Spent, exhausted and heartbroken, she sat in quiet reflection the next several minutes with her eyes closed, humming worship music. She thought of Dan and their children and suddenly felt so peaceful and blessed. They had God, each other and their health. In that moment, she released their finances, but most importantly, her house, to God. It was all His anyway.

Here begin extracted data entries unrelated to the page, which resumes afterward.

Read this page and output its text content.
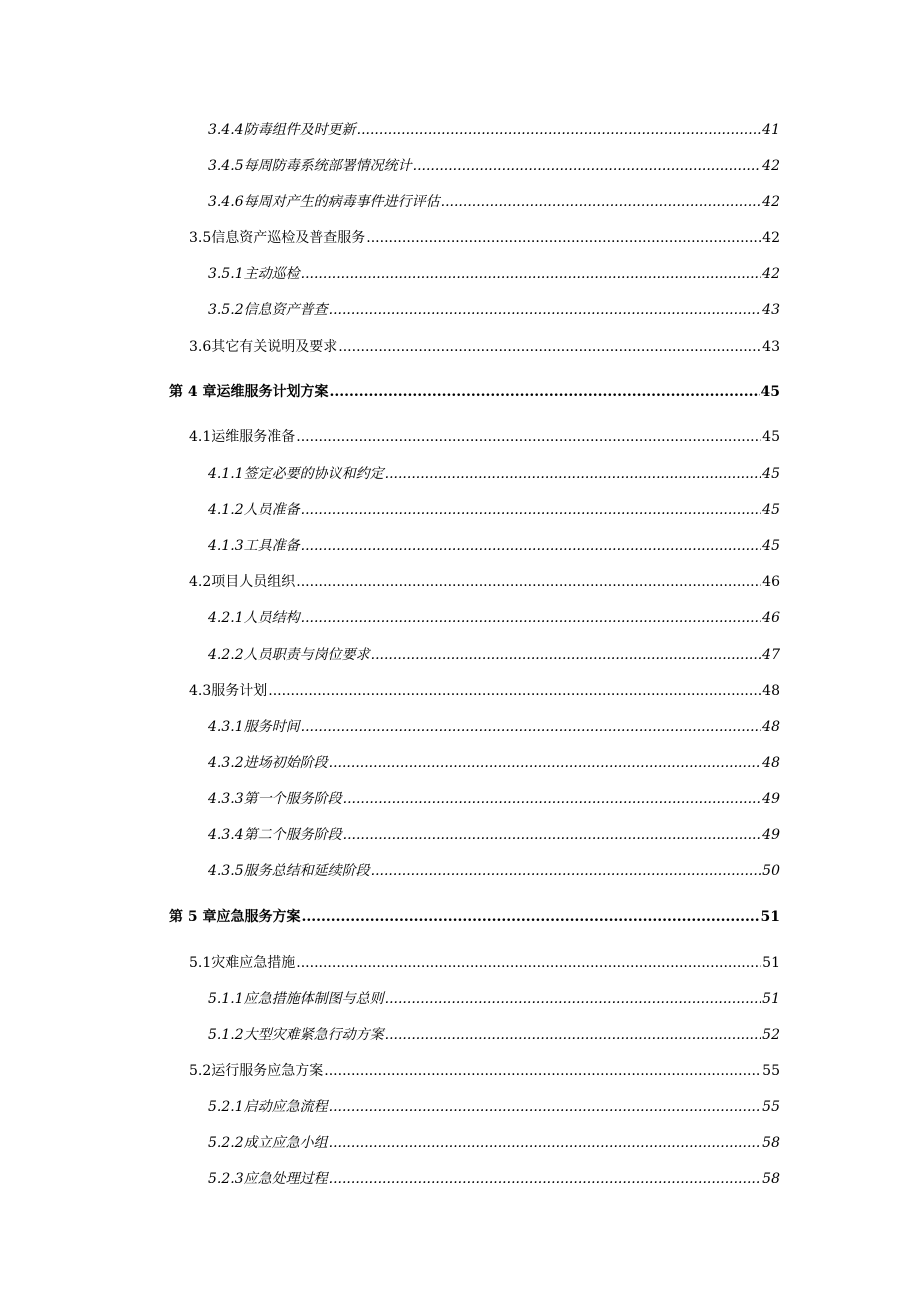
3.4.4 防毒组件及时更新 .....	41
3.4.5 每周防毒系统部署情况统计 .....	42
3.4.6 每周对产生的病毒事件进行评估 .....	42
3.5 信息资产巡检及普查服务 .....	42
3.5.1 主动巡检 .....	42
3.5.2 信息资产普查 .....	43
3.6 其它有关说明及要求 .....	43
第 4 章 运维服务计划方案 .....	45
4.1 运维服务准备 .....	45
4.1.1 签定必要的协议和约定 .....	45
4.1.2 人员准备 .....	45
4.1.3 工具准备 .....	45
4.2 项目人员组织 .....	46
4.2.1 人员结构 .....	46
4.2.2 人员职责与岗位要求 .....	47
4.3 服务计划 .....	48
4.3.1 服务时间 .....	48
4.3.2 进场初始阶段 .....	48
4.3.3 第一个服务阶段 .....	49
4.3.4 第二个服务阶段 .....	49
4.3.5 服务总结和延续阶段 .....	50
第 5 章 应急服务方案 .....	51
5.1 灾难应急措施 .....	51
5.1.1 应急措施体制图与总则 .....	51
5.1.2 大型灾难紧急行动方案 .....	52
5.2 运行服务应急方案 .....	55
5.2.1 启动应急流程 .....	55
5.2.2 成立应急小组 .....	58
5.2.3 应急处理过程 .....	58
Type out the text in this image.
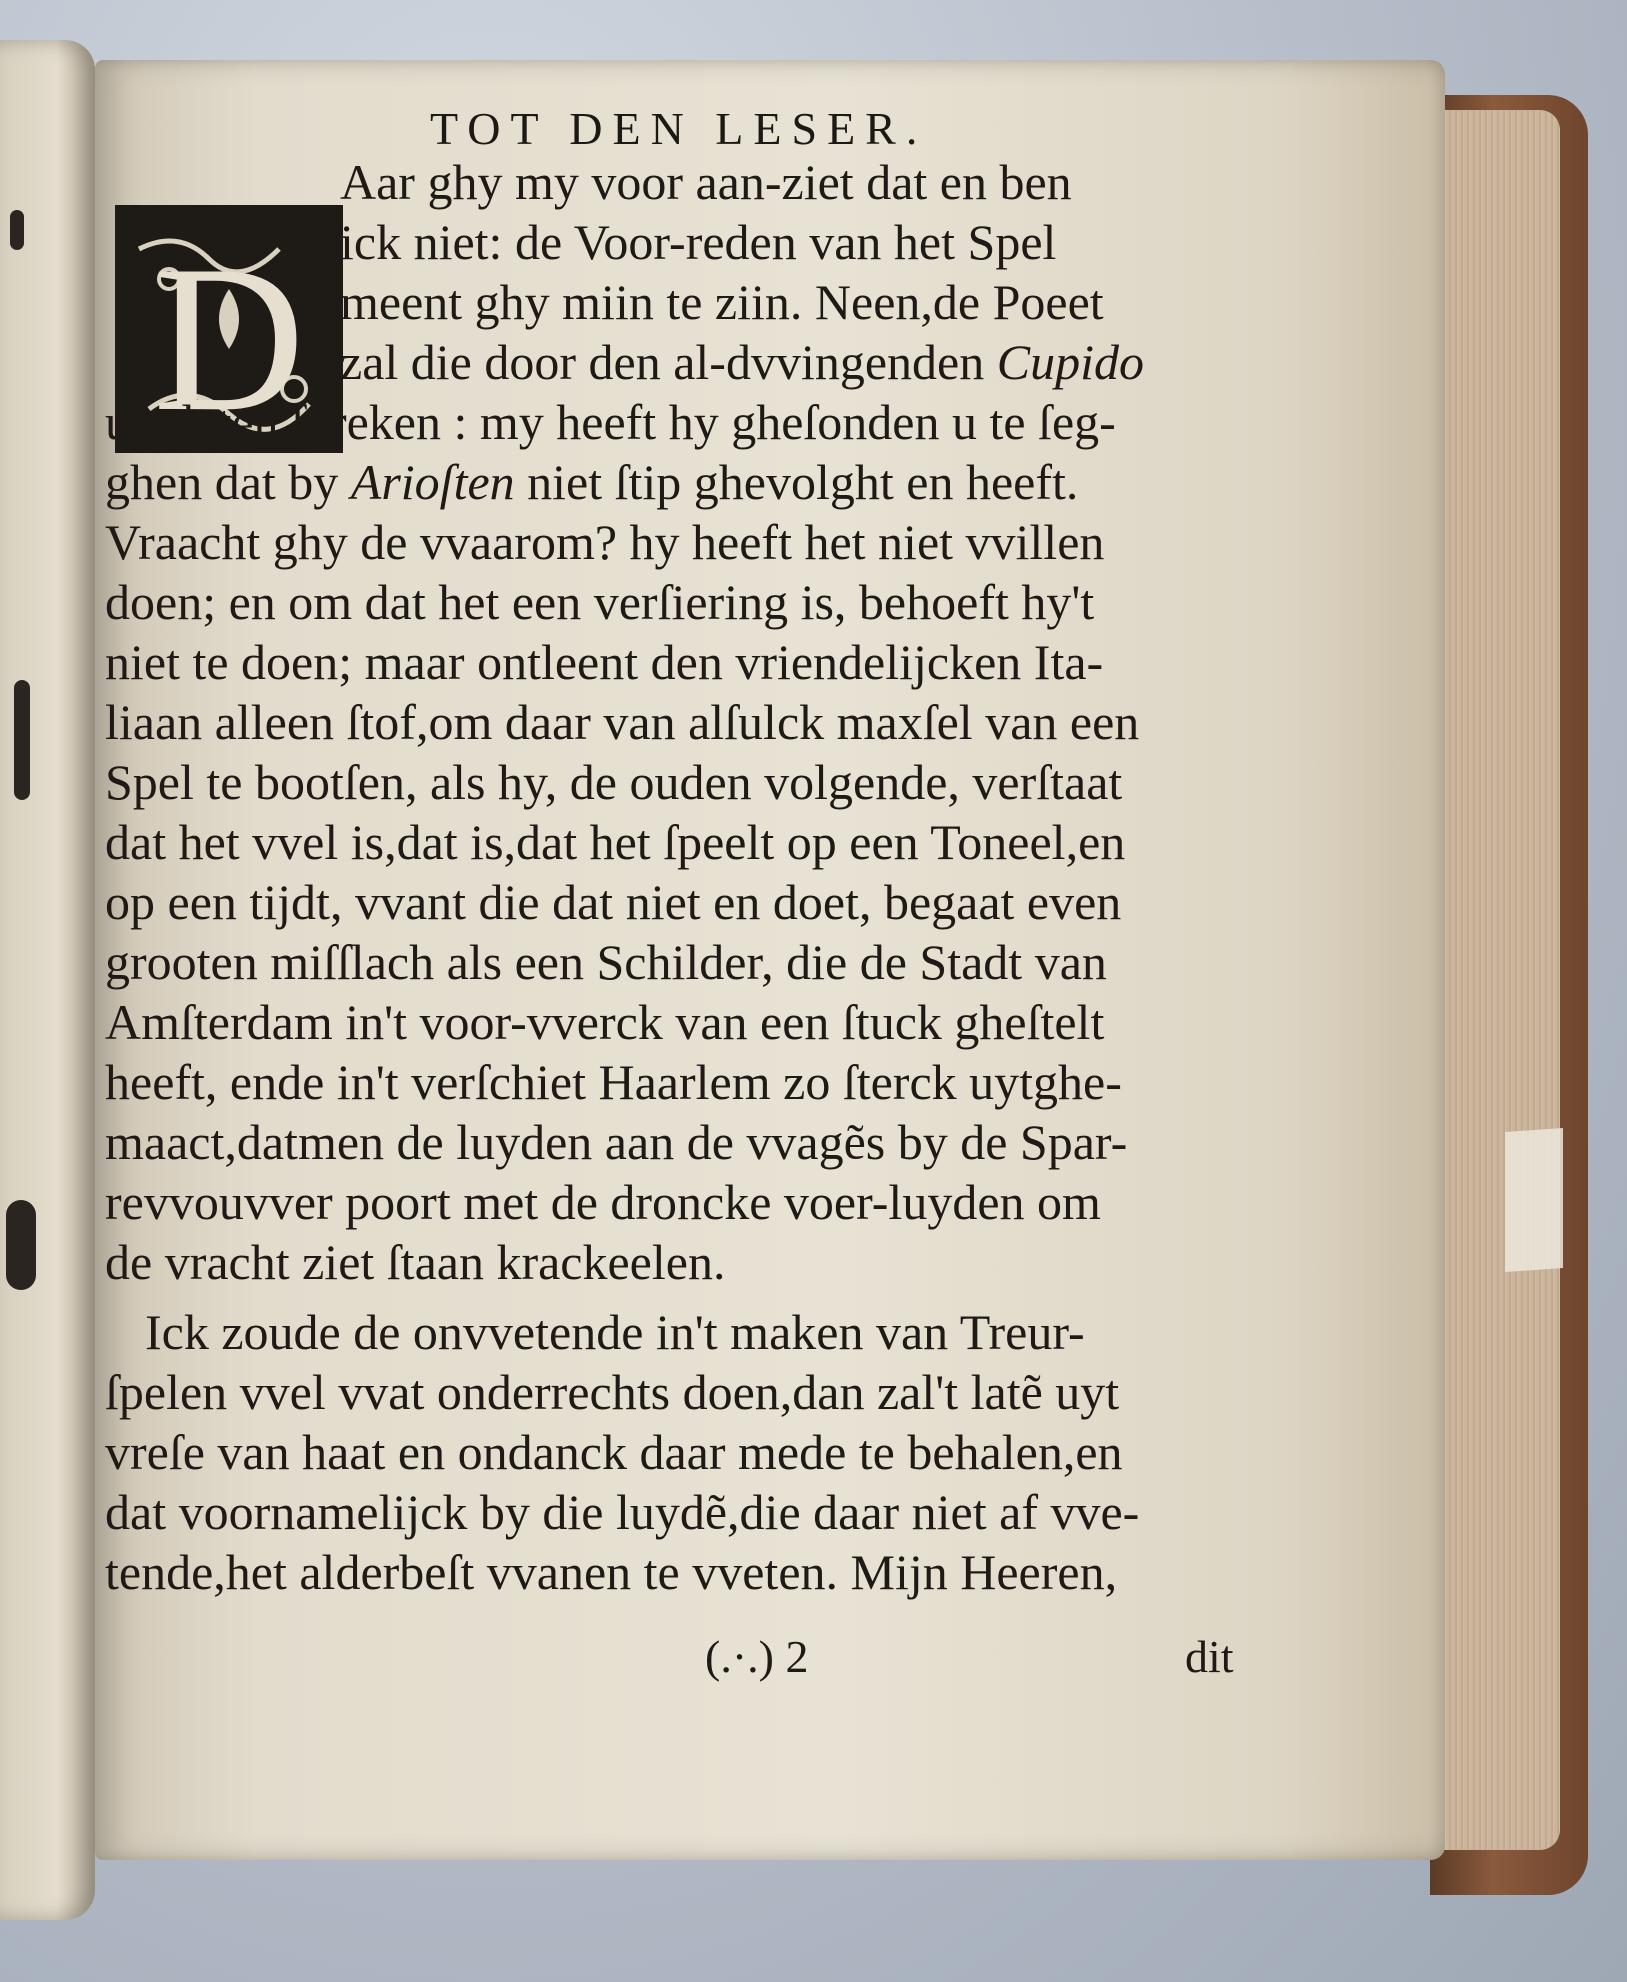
TOT DEN LESER.
D
Aar ghy my voor aan-ziet dat en ben
ick niet: de Voor-reden van het Spel
meent ghy miin te ziin. Neen,de Poeet
zal die door den al-dvvingenden Cupido
uyt laten ſpreken : my heeft hy gheſonden u te ſeg-
ghen dat by Arioſten niet ſtip ghevolght en heeft.
Vraacht ghy de vvaarom? hy heeft het niet vvillen
doen; en om dat het een verſiering is, behoeft hy't
niet te doen; maar ontleent den vriendelijcken Ita-
liaan alleen ſtof,om daar van alſulck maxſel van een
Spel te bootſen, als hy, de ouden volgende, verſtaat
dat het vvel is,dat is,dat het ſpeelt op een Toneel,en
op een tijdt, vvant die dat niet en doet, begaat even
grooten miſſlach als een Schilder, die de Stadt van
Amſterdam in't voor-vverck van een ſtuck gheſtelt
heeft, ende in't verſchiet Haarlem zo ſterck uytghe-
maact,datmen de luyden aan de vvagẽs by de Spar-
revvouvver poort met de droncke voer-luyden om
de vracht ziet ſtaan krackeelen.
Ick zoude de onvvetende in't maken van Treur-
ſpelen vvel vvat onderrechts doen,dan zal't latẽ uyt
vreſe van haat en ondanck daar mede te behalen,en
dat voornamelijck by die luydẽ,die daar niet af vve-
tende,het alderbeſt vvanen te vveten. Mijn Heeren,
(.·.) 2	dit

She stood, threw her arms around herself and felt like Jesus had just stepped into the room and hugged her. She walked down the stairs, smiling at the sound of laughter from Dan and their children as they watched Toy Story.
“I’m so sorry, honey,” she whispered as she bent over to kiss Dan. “I just released it all to God.” She shrugged, tears brimming in her eyes. “You and the kids are what’s important, not this house. Wherever we are, wherever we live, we’re family.”
Dan’s eyes twinkled. “Well, while you were talking to God, I got a phone call from a supervisor in Goodyear. They want me to do some painting at their facility where the Cincinnati Reds and Cleveland Indians do their spring training. It’ll only be for a couple of weeks, but it’s good pay.”
“That’s great, honey.” Becky threw her arms around Dan’s neck. “But what about Mary’s house? She’ll be so disappointed.”
“Mary? I forgot all about that!” Dan covered his face with his hands, then spread his fingers wide and peeked at Becky. “I’m kidding, Becky. How could I forget sweet Mary? I’ll finish her house and then get started at the training facility. Let’s take one day at a time, honey. Lots of people are hurting and going through the same struggles that we are. At least we have God.”
“And each other,” Becky added.
Dan pulled her onto his lap and started singing an old Sonny and Cher song, “I Got You, Babe.”